Chapter 1, Problem 91P

(a)

To determine

The combination of constants that has dimension of time.

Answer to Problem 91P

The combination of constants that has dimension of time is $\underset{\_}{\sqrt{\frac{hG}{c}}}$.

Explanation of Solution

Write an expression for Plank’s time using the combinations of $c$, $G$, and $h$

$t_{planck}=c^p{G}^q{h}^r$ (I)

Here, $c$ is the speed of light, $G$ is the gravitational constant, $h$ is the Planck’s constant, $t_{\text{planck}}$ is the Planck’s time

$p,q,r$ are integers. Rewrite the equation (I) in terms of units

${\text{s}}^1={\left(\frac{\text{m}}{\text{s}}\right)}^p{\left(\frac{{\text{m}}^3}{{\text{kg}}^1\cdot {\text{s}}^2}\right)}^q{\left(\frac{{\text{kg}}^1{\text{m}}^2}{{\text{s}}^1}\right)}^r$ (II)

Conclusion:

The power of base units should be same in both sides of equation (II). Consider the units separately.

For seconds,

$1=-p-2q-r$ (III)

For meters,

$0=p+3q+2r$ (IV)

For kilogram,

$\begin{array}{c}0=0-q+r\\ q=r\end{array}$ (V)
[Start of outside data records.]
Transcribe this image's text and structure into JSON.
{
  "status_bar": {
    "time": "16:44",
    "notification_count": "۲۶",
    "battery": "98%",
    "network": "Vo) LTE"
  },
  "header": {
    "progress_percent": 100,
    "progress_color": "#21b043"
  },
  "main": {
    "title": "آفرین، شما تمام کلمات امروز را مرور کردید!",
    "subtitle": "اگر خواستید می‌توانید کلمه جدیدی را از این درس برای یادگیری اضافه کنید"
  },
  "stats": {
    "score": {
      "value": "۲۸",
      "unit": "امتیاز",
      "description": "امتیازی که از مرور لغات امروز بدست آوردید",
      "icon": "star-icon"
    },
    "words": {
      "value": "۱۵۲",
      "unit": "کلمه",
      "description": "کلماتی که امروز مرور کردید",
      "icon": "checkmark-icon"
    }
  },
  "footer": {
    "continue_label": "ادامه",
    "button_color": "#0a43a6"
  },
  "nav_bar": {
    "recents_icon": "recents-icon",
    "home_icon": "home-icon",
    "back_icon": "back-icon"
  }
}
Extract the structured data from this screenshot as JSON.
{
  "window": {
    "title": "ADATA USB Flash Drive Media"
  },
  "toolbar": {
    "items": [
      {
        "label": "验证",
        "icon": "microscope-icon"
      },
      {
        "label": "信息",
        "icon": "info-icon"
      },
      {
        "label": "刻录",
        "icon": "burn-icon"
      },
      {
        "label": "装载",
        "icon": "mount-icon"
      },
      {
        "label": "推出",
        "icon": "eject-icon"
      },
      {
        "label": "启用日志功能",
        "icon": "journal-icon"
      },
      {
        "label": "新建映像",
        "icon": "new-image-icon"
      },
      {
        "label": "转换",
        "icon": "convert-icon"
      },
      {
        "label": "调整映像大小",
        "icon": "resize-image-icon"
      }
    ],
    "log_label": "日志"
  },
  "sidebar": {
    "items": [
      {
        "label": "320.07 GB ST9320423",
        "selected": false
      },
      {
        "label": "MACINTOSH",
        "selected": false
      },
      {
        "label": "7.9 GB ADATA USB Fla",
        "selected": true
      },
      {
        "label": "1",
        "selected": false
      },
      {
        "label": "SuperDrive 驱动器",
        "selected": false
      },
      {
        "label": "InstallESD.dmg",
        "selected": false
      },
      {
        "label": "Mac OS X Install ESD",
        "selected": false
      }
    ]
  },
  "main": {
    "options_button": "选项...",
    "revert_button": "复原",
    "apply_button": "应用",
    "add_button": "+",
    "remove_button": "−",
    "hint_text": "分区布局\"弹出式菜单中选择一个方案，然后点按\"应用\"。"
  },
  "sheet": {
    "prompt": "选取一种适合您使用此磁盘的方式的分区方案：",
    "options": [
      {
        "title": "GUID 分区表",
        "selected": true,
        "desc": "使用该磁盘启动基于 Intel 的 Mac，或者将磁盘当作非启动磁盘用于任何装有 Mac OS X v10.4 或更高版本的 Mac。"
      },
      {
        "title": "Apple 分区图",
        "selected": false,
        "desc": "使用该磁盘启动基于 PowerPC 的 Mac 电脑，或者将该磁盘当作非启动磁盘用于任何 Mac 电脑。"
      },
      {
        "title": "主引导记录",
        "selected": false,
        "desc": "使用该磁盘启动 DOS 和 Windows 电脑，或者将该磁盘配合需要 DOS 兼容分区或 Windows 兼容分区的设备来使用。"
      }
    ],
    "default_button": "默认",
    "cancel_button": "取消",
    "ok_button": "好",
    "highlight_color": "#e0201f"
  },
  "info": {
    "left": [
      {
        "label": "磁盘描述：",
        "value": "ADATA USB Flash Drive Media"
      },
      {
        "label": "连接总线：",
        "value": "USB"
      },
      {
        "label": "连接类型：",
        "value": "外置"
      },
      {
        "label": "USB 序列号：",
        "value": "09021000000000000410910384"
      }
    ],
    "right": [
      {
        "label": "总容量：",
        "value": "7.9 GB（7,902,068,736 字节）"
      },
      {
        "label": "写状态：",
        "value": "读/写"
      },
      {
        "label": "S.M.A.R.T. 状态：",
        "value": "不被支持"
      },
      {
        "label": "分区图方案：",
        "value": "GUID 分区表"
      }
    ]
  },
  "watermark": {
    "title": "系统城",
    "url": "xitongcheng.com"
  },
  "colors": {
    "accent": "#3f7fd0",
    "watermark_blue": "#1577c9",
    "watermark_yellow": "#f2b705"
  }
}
Substitute equation (V) in (III)

$\begin{array}{l}1=-p-2q-q\\ 1=-p-3q\end{array}$ (VI)

Substitute equation (V) in (IV)

$\begin{array}{c}0=p+3q+2q\\ 0=p+5q\\ p=-5q\end{array}$ (VII)

Substitute $-5q$ for $p$ in equation (VI)

$\begin{array}{c}1=-\left(-5q\right)-3q\\ q=\frac{1}{2}\end{array}$

Substitute $\frac{1}{2}$ for $q$ in equation (V)

$p=-\frac{5}{2}$

From equation (V)

$q=r=\frac{1}{2}$

Thus, according to the values of $p,q,\text{and }r$ the only possible combination that has unit of time is

$t_{\text{planck}}=\sqrt{\frac{hG}{c}}$

Therefore, the combination of constants that has dimension of time is $\underset{\_}{\sqrt{\frac{hG}{c}}}$.

(b)

To determine

The Planck’s time in seconds.

Answer to Problem 91P

The Planck’s time in seconds is $\underset{\_}{t_{\text{planck}}=1.3\times {10}^{-43}\text{s}}$.

Explanation of Solution

Write the expression for Planck’s time

$t_{\text{planck}}=\sqrt{\frac{hG}{c}}$

Here, $c$ is the speed of light, $G$ is the gravitational constant, $h$ is the Planck’s constant, $t_{\text{planck}}$ is the Planck’s time

Conclusion:

Substitute $6.6\times {10}^{-34}\text{kg}\cdot {\text{m}}^2\cdot {\text{s}}^{-1}$ for $h$, $6.7\times {10}^{-11}{\text{m}}^3\cdot {\text{kg}}^{-1}\cdot {\text{s}}^{-2}$ for $G$ , and $3.0\times {10}^8\text{m}/\text{s}$ in above equation

$\begin{array}{c}{t}_{\text{planck}}=\sqrt{\frac{6.6\times {10}^{-34}\text{kg}\cdot {\text{m}}^2\cdot {\text{s}}^{-1}\times 6.7\times {10}^{-11}{\text{m}}^3\cdot {\text{kg}}^{-1}\cdot {\text{s}}^{-2}}{3.0\times {10}^8\text{m}/\text{s}}}\\ =1.3\times {10}^{-43}\text{s}\end{array}$

Therefore, the Planck’s time in seconds is $\underset{\_}{t_{\text{planck}}=1.3\times {10}^{-43}\text{s}}$.